The Whistleblower Protection Enhancement Act was finally passed in the Senate on November 13 and is being sent to President Barack Obama for his signature.
Earlier proposals were criticised for inadequate coverage of federal employees. However, under the new legislation, a federal employee is now protected even when he or she:
- Is not the first person who discloses misconduct
- Blows the whistle while carrying out job duties
- Makes a disclosure to a supervisor
- Discloses the consequences of a policy decision
- Does not have incontrovertible proof of government misconduct
The FIC provided examples where the new law would protect individuals who were previously vulnerable.

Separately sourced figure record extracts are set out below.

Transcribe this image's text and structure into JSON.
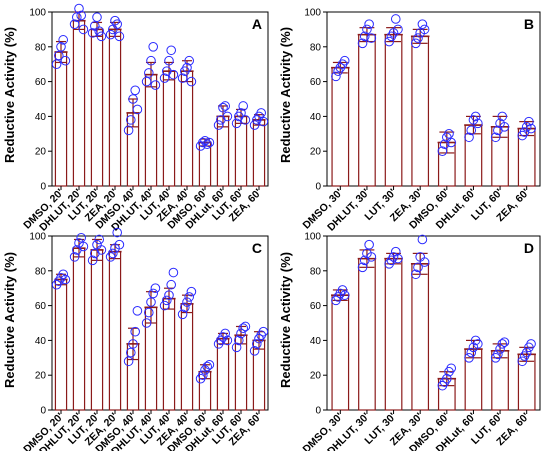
{
  "colors": {
    "bar": "#8b1a1a",
    "points": "#2b2bff"
  },
  "chart_data": [
    {
      "panel_label": "A",
      "type": "bar",
      "ylabel": "Reductive Activity (%)",
      "ylim": [
        0,
        100
      ],
      "yticks": [
        "0",
        "20",
        "40",
        "60",
        "80",
        "100"
      ],
      "categories": [
        "DMSO, 20'",
        "DHLUT, 20'",
        "LUT, 20'",
        "ZEA, 20'",
        "DMSO, 40'",
        "DHLUT, 40'",
        "LUT, 40'",
        "ZEA, 40'",
        "DMSO, 60'",
        "DHLut, 60'",
        "LUT, 60'",
        "ZEA, 60'"
      ],
      "values": [
        77,
        95,
        90,
        90,
        42,
        64,
        66,
        66,
        25,
        40,
        40,
        38
      ],
      "sd": [
        6,
        5,
        4,
        4,
        8,
        7,
        5,
        6,
        2,
        6,
        4,
        3
      ],
      "points": [
        [
          70,
          75,
          80,
          84,
          72
        ],
        [
          93,
          97,
          102,
          98,
          90
        ],
        [
          88,
          92,
          97,
          89,
          86
        ],
        [
          87,
          90,
          95,
          93,
          86
        ],
        [
          32,
          38,
          50,
          55,
          44
        ],
        [
          60,
          65,
          72,
          80,
          58
        ],
        [
          62,
          66,
          72,
          78,
          64
        ],
        [
          62,
          66,
          68,
          72,
          60
        ],
        [
          23,
          25,
          26,
          24,
          25
        ],
        [
          35,
          38,
          45,
          46,
          40
        ],
        [
          36,
          40,
          42,
          46,
          38
        ],
        [
          35,
          38,
          40,
          42,
          37
        ]
      ]
    },
    {
      "panel_label": "B",
      "type": "bar",
      "ylabel": "Reductive Activity (%)",
      "ylim": [
        0,
        100
      ],
      "yticks": [
        "0",
        "20",
        "40",
        "60",
        "80",
        "100"
      ],
      "categories": [
        "DMSO, 30'",
        "DHLUT, 30'",
        "LUT, 30'",
        "ZEA, 30'",
        "DMSO, 60'",
        "DHLut, 60'",
        "LUT, 60'",
        "ZEA, 60'"
      ],
      "values": [
        68,
        87,
        87,
        86,
        25,
        35,
        34,
        33
      ],
      "sd": [
        3,
        4,
        4,
        4,
        6,
        5,
        6,
        4
      ],
      "points": [
        [
          63,
          66,
          68,
          70,
          72
        ],
        [
          82,
          86,
          90,
          93,
          85
        ],
        [
          83,
          86,
          88,
          96,
          90
        ],
        [
          82,
          85,
          88,
          93,
          90
        ],
        [
          20,
          24,
          28,
          30,
          25
        ],
        [
          28,
          32,
          38,
          40,
          36
        ],
        [
          28,
          32,
          36,
          40,
          34
        ],
        [
          29,
          31,
          34,
          37,
          33
        ]
      ]
    },
    {
      "panel_label": "C",
      "type": "bar",
      "ylabel": "Reductive Activity (%)",
      "ylim": [
        0,
        100
      ],
      "yticks": [
        "0",
        "20",
        "40",
        "60",
        "80",
        "100"
      ],
      "categories": [
        "DMSO, 20'",
        "DHLUT, 20'",
        "LUT, 20'",
        "ZEA, 20'",
        "DMSO, 40'",
        "DHLUT, 40'",
        "LUT, 40'",
        "ZEA, 40'",
        "DMSO, 60'",
        "DHLut, 60'",
        "LUT, 60'",
        "ZEA, 60'"
      ],
      "values": [
        75,
        93,
        92,
        91,
        38,
        59,
        64,
        61,
        22,
        41,
        43,
        40
      ],
      "sd": [
        3,
        5,
        6,
        4,
        9,
        9,
        6,
        5,
        4,
        3,
        5,
        5
      ],
      "points": [
        [
          72,
          74,
          76,
          78,
          75
        ],
        [
          88,
          92,
          96,
          99,
          94
        ],
        [
          86,
          90,
          95,
          98,
          92
        ],
        [
          88,
          90,
          93,
          102,
          95
        ],
        [
          28,
          33,
          38,
          45,
          57
        ],
        [
          50,
          56,
          62,
          67,
          70
        ],
        [
          60,
          63,
          66,
          72,
          79
        ],
        [
          55,
          59,
          62,
          65,
          68
        ],
        [
          18,
          20,
          23,
          25,
          26
        ],
        [
          38,
          40,
          42,
          44,
          40
        ],
        [
          36,
          40,
          44,
          47,
          48
        ],
        [
          34,
          38,
          41,
          43,
          45
        ]
      ]
    },
    {
      "panel_label": "D",
      "type": "bar",
      "ylabel": "Reductive Activity (%)",
      "ylim": [
        0,
        100
      ],
      "yticks": [
        "0",
        "20",
        "40",
        "60",
        "80",
        "100"
      ],
      "categories": [
        "DMSO, 30'",
        "DHLUT, 30'",
        "LUT, 30'",
        "ZEA, 30'",
        "DMSO, 60'",
        "DHLut, 60'",
        "LUT, 60'",
        "ZEA, 60'"
      ],
      "values": [
        66,
        87,
        87,
        84,
        18,
        35,
        34,
        32
      ],
      "sd": [
        3,
        5,
        3,
        6,
        4,
        5,
        4,
        4
      ],
      "points": [
        [
          63,
          65,
          67,
          69,
          66
        ],
        [
          82,
          86,
          90,
          95,
          88
        ],
        [
          84,
          86,
          88,
          91,
          87
        ],
        [
          78,
          82,
          88,
          98,
          85
        ],
        [
          14,
          16,
          18,
          22,
          24
        ],
        [
          30,
          33,
          36,
          40,
          38
        ],
        [
          30,
          32,
          35,
          38,
          39
        ],
        [
          28,
          31,
          33,
          36,
          38
        ]
      ]
    }
  ]
}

These would include a Food Safety and Inspection Service (FSIS) district office manager reporting complaints by FSIS poultry inspectors that increased line speeds had made it impossible for workers to pull all potentially contaminated birds off a line.
Other instances are a Food & Drug Administration (FDA) inspector exposing falsification of salmonella records at a cantaloupe farm and an FDA researcher being stifled by senior management from publishing findings on a controversial food ingredient.
FIC said the new rules would have safeguarded previous whistleblowers from mistreatment. These included Dr Dean Wyatt, a USDA public health vet who continually tried to blow the whistle on slaughterhouse animal abuse.
USDA transferred Wyatt to another slaughterhouse and imposed other forms of retaliation as attempts to silence his concerns. He was only vindicated when an outside group took undercover video of the wrongdoing that he alleged was taking place.
In addition, FDA Public Health Service officer Renee Dufault would have been safeguarded and may not have felt obliged to quit after trying to reveal findings of mercury in foods containing high fructose corn syrup.
“Today, FIC is praising Congress for passing the strongest federal whistleblower protections in history,” the FIC said.
America’s food a lot safer
“America’s food just got a lot safer,” said FIC director Amanda Hitt. “Government workers who serve as the public’s watchdog are now themselves safe from retaliation. Federal food safety employees have finally been deputized to protect the food supply.”
However, she called for even stronger protections for food worker rights. “We’re not done yet – these protections only cover federal food employees. The 2011 Food Safety Modernisation Act protects corporate workers exposing problems with FDA-regulated products.
“However, USDA-regulated product industry workers still lack protections. These workers – who monitor our beef, poultry, pork and egg products – still cannot safely speak up for the public welfare.”